过去,老师批改学生作文,一般修改几个错别字,写一个结语,做一个评价。但我还是学到了“画圈”的方法。画圈,就是在学生作文中写的很精彩的句子下面,连续地画圈,画圈越多,说明作文很好。我发现,作文本发下之后,他们并不十分关注结语写了什么样的评价,而是传看作文本上画了多少个圈。
按照文学的评价标准,可能根本不能够着画圈的水平,但这是老师最拿手的手段。我的一个学生,就是被我多次“画圈”,送进了师范大学中文系(现在叫“汉语言文学系”),教书几年,被市委宣传部选拔,成了搞文字材料的一把好手。我们至今还有联系。他说起我会“画圈”,把他“画”进了大学中文系,有了一个让人羡慕的前途。
他说,至今还保留着他读书时的作文本,常常拿出来看那些“圈”,还有被“画圈”的文字,感觉就像一串串气球,飞向天空。我马上想到我的那篇“小说”,可惜没有留下“残骸”,也不重要了,我是想好好看看在作文纸右上方的那个100分。青春在谎言的符号里,多么圆满啊!
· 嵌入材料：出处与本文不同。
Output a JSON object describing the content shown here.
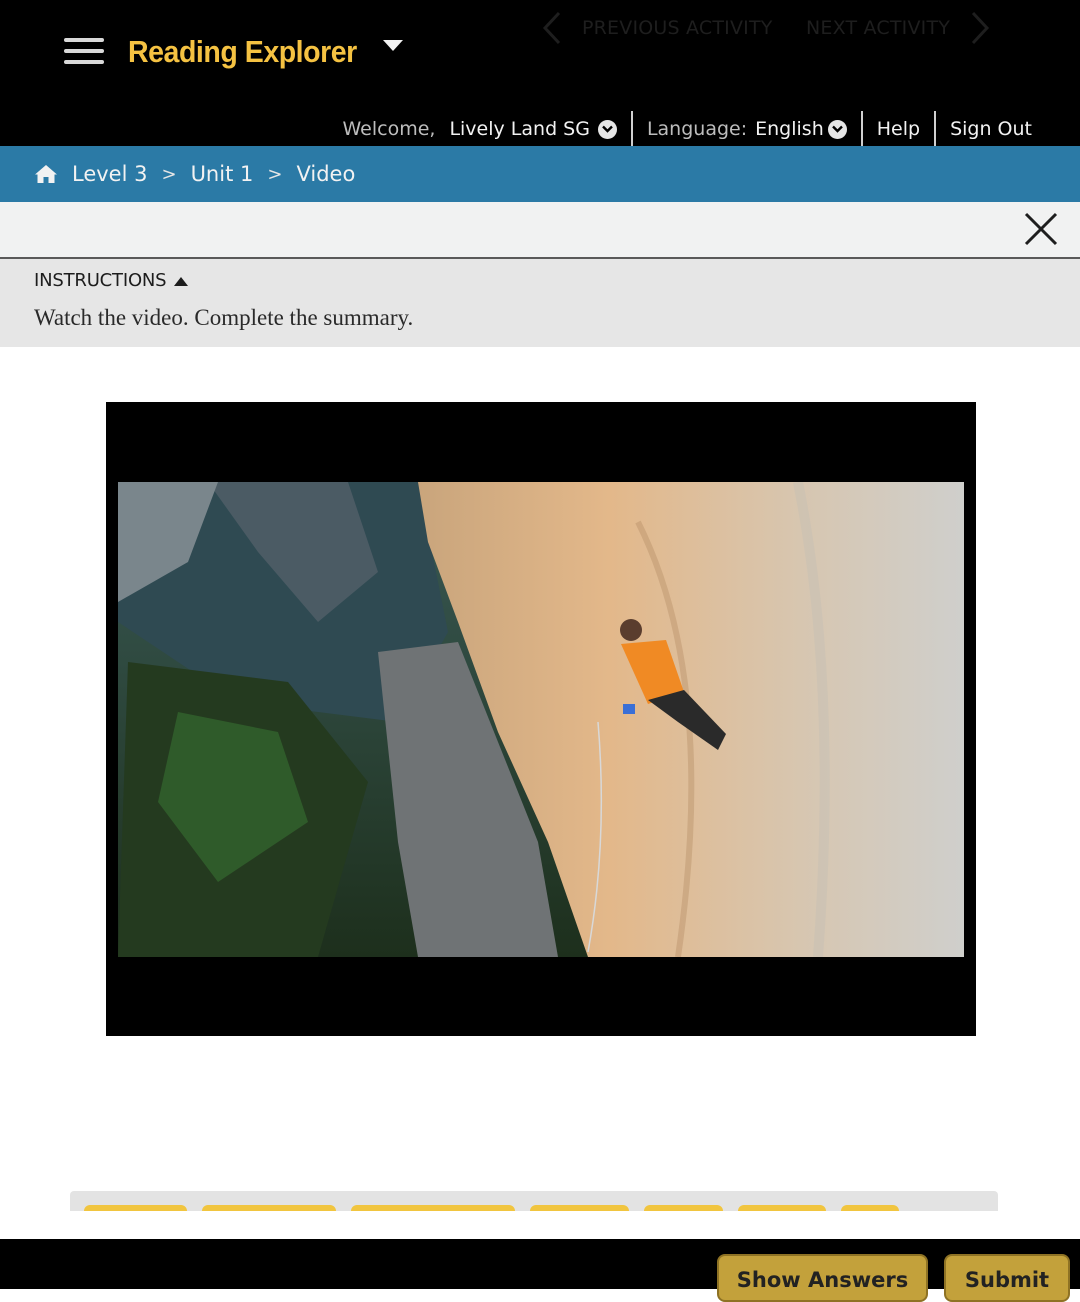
{
  "header": {
    "brand": "Reading Explorer",
    "welcome_label": "Welcome,",
    "user_name": "Lively Land SG",
    "language_label": "Language:",
    "language_value": "English",
    "help": "Help",
    "sign_out": "Sign Out"
  },
  "breadcrumb": {
    "level": "Level 3",
    "unit": "Unit 1",
    "page": "Video",
    "separator": ">"
  },
  "activity_nav": {
    "previous": "PREVIOUS ACTIVITY",
    "next": "NEXT ACTIVITY"
  },
  "instructions": {
    "heading": "INSTRUCTIONS",
    "text": "Watch the video. Complete the summary."
  },
  "footer": {
    "show_answers": "Show Answers",
    "submit": "Submit"
  },
  "colors": {
    "brand_yellow": "#f5c242",
    "breadcrumb_blue": "#2b7aa6",
    "button_gold": "#c3a13b",
    "answer_blank_yellow": "#f1c53f"
  },
  "icons": [
    "menu-icon",
    "caret-down-icon",
    "chevron-down-circle-icon",
    "home-icon",
    "chevron-left-icon",
    "chevron-right-icon",
    "close-icon",
    "triangle-up-icon"
  ]
}
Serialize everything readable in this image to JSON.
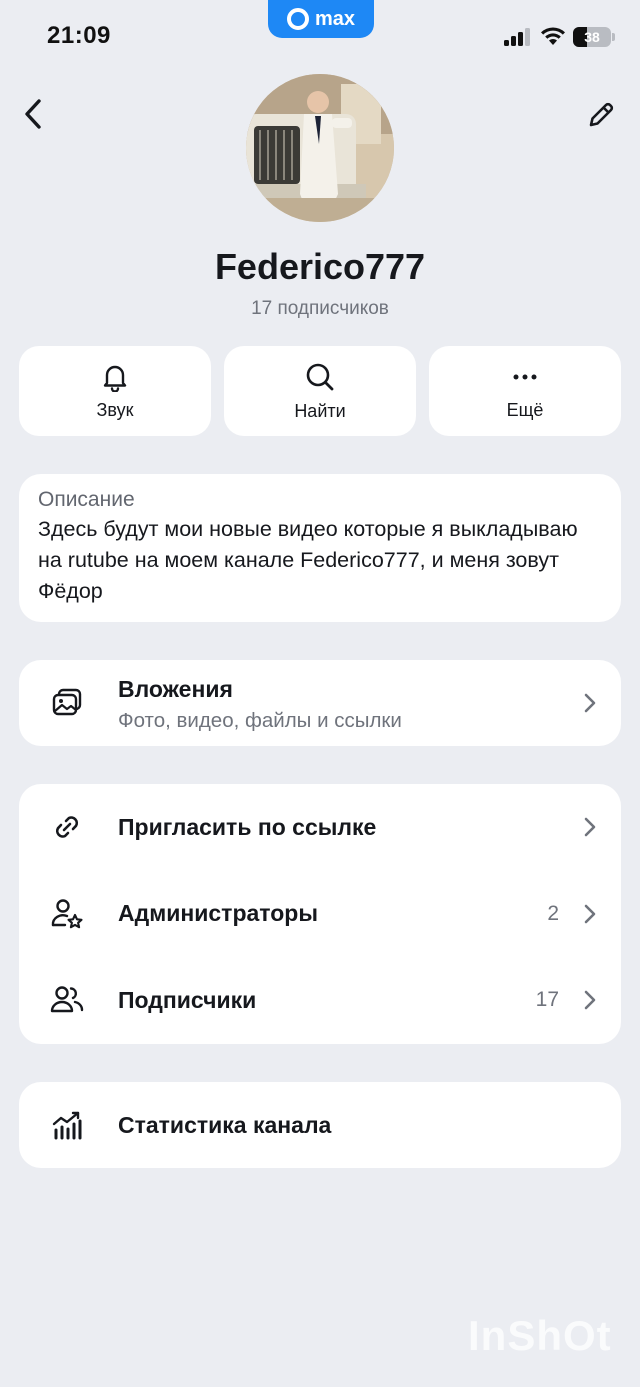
{
  "status_bar": {
    "time": "21:09",
    "app_badge": "max",
    "battery": "38",
    "battery_level_percent": 38
  },
  "header": {
    "back_icon": "chevron-left-icon",
    "edit_icon": "pencil-icon"
  },
  "profile": {
    "name": "Federico777",
    "subscribers": "17 подписчиков"
  },
  "actions": [
    {
      "label": "Звук",
      "icon": "bell-icon"
    },
    {
      "label": "Найти",
      "icon": "search-icon"
    },
    {
      "label": "Ещё",
      "icon": "more-icon"
    }
  ],
  "description": {
    "title": "Описание",
    "text": "Здесь будут мои новые видео которые я выкладываю на rutube на моем канале Federico777, и меня зовут Фёдор"
  },
  "attachments": {
    "label": "Вложения",
    "subtitle": "Фото, видео, файлы и ссылки",
    "icon": "gallery-icon"
  },
  "menu": [
    {
      "label": "Пригласить по ссылке",
      "count": "",
      "icon": "link-icon"
    },
    {
      "label": "Администраторы",
      "count": "2",
      "icon": "admin-star-icon"
    },
    {
      "label": "Подписчики",
      "count": "17",
      "icon": "people-icon"
    }
  ],
  "stats": {
    "label": "Статистика канала",
    "icon": "stats-icon"
  },
  "watermark": "InShOt",
  "colors": {
    "background": "#ebedf2",
    "card": "#ffffff",
    "accent": "#1e88f5",
    "secondary_text": "#6f737c"
  }
}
我说,记得阿Q也画圈了吗?那是稀里糊涂地画圈,走上了断头台。我们处在一个人尽其才的时代,画圈成了成长的激励性符号,不过,那时是一个没有声音的谎言。
他马上懂得了“谎言”的意思。
给青春一个甚至几个谎言,不仅是教师的责任,也是每一个关心年轻人成长的责任。
有人说,这场青春的盛宴,不过是时间的一场谎言。我觉得说对了一半吧,青春几乎都是稚嫩的,如果没有谎言,青春就逊色了。将谎言变成真实,谎言的价值就在这里。